« SINCE I’VE BEEN ME » : BOB WILSON MAGNIFIE PESSOA

Since I’ve been me – Robert Wilson – Théâtre de la Ville, Paris – 5 au 16 novembre 2024.

A 83 ans, le metteur en scène américain Bob Wilson est une légende. Ses fréquents passages à Paris nous ont habitué à ses tableaux méticuleusement composés sur fonds colorés avec des silhouettes maquillées irréprochables (Le livre de la jungle, L’opéra de Quat’sous, Faust, Lulu et tant d’autres). Since I’ve been me ne déroge pas à la règle : les images se reconnaissent entre mille, la silhouette de femme se détachant d’un univers bleu à côté de l’ombre d’un arbre ressemble comme deux gouttes d’eau à une scène de Lulu. Le spectacle se démarque par son sujet : l’œuvre du grand écrivain portugais Fernando Pessoa, et par la variété des acteurs talentueux rassemblés autour du projet. L’œuvre et le modernisme du poète sont illustrés de manière vivante et vibrante, une belle invitation à se plonger dans un univers souvent méconnu.

Fernando Pessoa est né à la fin du XIXe siècle, et mort en 1935. Trilingue, il a beaucoup écrit en anglais, portugais et un peu en français. Il est notamment connu pour ses nombreux hétéronymes, noms de plume variés qui ont chacun une identité propre d’écrivain. Le spectacle navigue entre ces hétéronymes et des extraits de poèmes abordés en plusieurs langues, un assemblage hétéroclite qui peint un portrait par touches successives.

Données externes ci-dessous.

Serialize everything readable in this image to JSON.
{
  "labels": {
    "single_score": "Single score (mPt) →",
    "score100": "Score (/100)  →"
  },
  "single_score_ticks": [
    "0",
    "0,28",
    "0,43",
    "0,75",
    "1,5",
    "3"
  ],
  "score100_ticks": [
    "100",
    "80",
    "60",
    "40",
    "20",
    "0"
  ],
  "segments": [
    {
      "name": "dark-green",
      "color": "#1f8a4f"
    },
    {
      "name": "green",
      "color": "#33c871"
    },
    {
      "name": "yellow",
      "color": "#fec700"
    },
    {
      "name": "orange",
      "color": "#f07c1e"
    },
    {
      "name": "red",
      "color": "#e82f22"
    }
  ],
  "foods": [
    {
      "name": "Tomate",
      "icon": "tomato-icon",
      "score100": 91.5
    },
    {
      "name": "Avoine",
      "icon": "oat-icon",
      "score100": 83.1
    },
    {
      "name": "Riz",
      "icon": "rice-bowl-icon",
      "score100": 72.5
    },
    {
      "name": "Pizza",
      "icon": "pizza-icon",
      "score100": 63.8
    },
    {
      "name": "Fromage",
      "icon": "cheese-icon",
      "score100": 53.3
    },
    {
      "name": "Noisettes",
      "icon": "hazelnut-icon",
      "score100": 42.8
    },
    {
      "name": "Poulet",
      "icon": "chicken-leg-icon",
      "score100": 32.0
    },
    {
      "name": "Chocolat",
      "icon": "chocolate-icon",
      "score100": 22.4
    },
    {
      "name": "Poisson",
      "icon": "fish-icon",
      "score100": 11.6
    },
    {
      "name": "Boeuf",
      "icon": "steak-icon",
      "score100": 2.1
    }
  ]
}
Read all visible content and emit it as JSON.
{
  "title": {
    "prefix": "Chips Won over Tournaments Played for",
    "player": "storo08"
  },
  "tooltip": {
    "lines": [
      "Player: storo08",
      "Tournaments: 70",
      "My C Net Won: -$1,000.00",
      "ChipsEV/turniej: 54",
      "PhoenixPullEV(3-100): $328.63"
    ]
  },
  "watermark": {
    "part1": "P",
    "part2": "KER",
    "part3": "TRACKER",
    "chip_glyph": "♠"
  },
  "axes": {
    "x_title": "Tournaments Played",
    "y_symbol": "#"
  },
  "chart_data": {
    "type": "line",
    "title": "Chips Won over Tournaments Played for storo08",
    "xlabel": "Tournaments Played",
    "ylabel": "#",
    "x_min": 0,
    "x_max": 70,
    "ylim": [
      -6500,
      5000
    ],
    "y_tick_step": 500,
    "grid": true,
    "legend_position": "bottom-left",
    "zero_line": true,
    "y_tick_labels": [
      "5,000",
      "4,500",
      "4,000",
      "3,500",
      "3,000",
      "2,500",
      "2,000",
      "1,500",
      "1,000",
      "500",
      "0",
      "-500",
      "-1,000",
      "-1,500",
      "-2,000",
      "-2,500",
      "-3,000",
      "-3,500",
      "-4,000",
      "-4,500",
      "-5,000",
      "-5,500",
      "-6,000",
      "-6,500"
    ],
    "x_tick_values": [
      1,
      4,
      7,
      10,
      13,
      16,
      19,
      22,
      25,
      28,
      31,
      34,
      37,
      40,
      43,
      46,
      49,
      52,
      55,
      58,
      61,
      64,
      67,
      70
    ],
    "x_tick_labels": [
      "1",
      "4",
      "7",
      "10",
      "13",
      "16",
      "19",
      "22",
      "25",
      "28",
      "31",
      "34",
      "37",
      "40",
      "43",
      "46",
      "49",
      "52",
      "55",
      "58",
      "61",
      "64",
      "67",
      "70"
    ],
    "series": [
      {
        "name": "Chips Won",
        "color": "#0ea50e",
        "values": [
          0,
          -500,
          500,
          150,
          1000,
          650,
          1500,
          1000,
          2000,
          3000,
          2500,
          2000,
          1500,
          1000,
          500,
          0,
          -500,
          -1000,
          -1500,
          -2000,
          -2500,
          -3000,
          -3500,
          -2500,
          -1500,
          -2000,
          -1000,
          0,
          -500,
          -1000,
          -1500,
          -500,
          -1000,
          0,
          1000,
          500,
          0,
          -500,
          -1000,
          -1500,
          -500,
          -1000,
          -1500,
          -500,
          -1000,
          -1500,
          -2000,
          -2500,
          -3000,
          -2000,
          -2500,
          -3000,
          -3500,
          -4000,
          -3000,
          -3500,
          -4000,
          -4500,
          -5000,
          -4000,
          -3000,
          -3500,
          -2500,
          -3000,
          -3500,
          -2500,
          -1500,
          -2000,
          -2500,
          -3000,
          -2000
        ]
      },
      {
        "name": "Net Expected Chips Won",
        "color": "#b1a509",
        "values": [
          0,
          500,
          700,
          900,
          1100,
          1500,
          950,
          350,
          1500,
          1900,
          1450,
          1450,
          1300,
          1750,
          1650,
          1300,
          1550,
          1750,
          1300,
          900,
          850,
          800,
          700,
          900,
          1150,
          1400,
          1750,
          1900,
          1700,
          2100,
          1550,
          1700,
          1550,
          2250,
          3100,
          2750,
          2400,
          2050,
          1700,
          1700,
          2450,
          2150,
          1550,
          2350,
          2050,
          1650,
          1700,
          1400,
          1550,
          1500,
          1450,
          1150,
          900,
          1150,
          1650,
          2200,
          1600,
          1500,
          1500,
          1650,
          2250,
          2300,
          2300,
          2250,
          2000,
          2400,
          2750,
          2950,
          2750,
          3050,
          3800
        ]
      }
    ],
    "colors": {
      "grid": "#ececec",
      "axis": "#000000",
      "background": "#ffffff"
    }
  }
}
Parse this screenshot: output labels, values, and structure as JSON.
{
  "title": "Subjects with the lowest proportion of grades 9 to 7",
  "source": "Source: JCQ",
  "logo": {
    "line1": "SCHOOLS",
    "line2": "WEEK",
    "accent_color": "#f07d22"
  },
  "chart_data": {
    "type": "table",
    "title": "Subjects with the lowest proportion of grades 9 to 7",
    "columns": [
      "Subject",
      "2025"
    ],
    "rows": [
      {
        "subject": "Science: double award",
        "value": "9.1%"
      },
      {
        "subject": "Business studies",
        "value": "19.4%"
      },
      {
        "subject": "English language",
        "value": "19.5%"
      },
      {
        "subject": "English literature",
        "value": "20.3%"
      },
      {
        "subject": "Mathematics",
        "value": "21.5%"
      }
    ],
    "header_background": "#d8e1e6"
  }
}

Fond de scène bleu et rayonnant, facilement reconnaissable. Une frêle silhouette arborant la moustache et le chapeau du poète nous attend en bord de plateau, un léger sourire aux lèvres. Viendront bientôt les fameux hétéronymes, tous avec leur physique et personnalité distincte. La galerie de portraits prend la pose, il y a un côté cabaret et show business dans la démonstration.

Les vers claquent, savamment répétés, histoire de donner du poids aux mots. « I know not what tomorrow will bring ». Les extraits de l’oeuvre de Pessoa s’égrènent au fil du spectacle, sans ordre apparent. Si la répétition ancre le texte, le côté multilingue peut perdre parfois. Les images sont puissantes, comme celles liées à la haine de la couleur rouge. Les résonances sont plus ou moins fortes, certains passages sont plus abscons que d’autres. Il n’en reste pas moins une belle association entre poésie, images et bande sonore.

La distribution est splendide, à commencer par Maria de Medeiros dans le rôle de Fernanco Pessoa, avec des talents multiples, dont le contre-ténor Rodrigo Ferreira qui lancera la chanson Since I’ve been me créée par Nick Sagar pour l’occasion. Tous se plient à la direction millimétrique du metteur en scène américain, avec des arrêts sur image impeccables sur chacun des tableaux.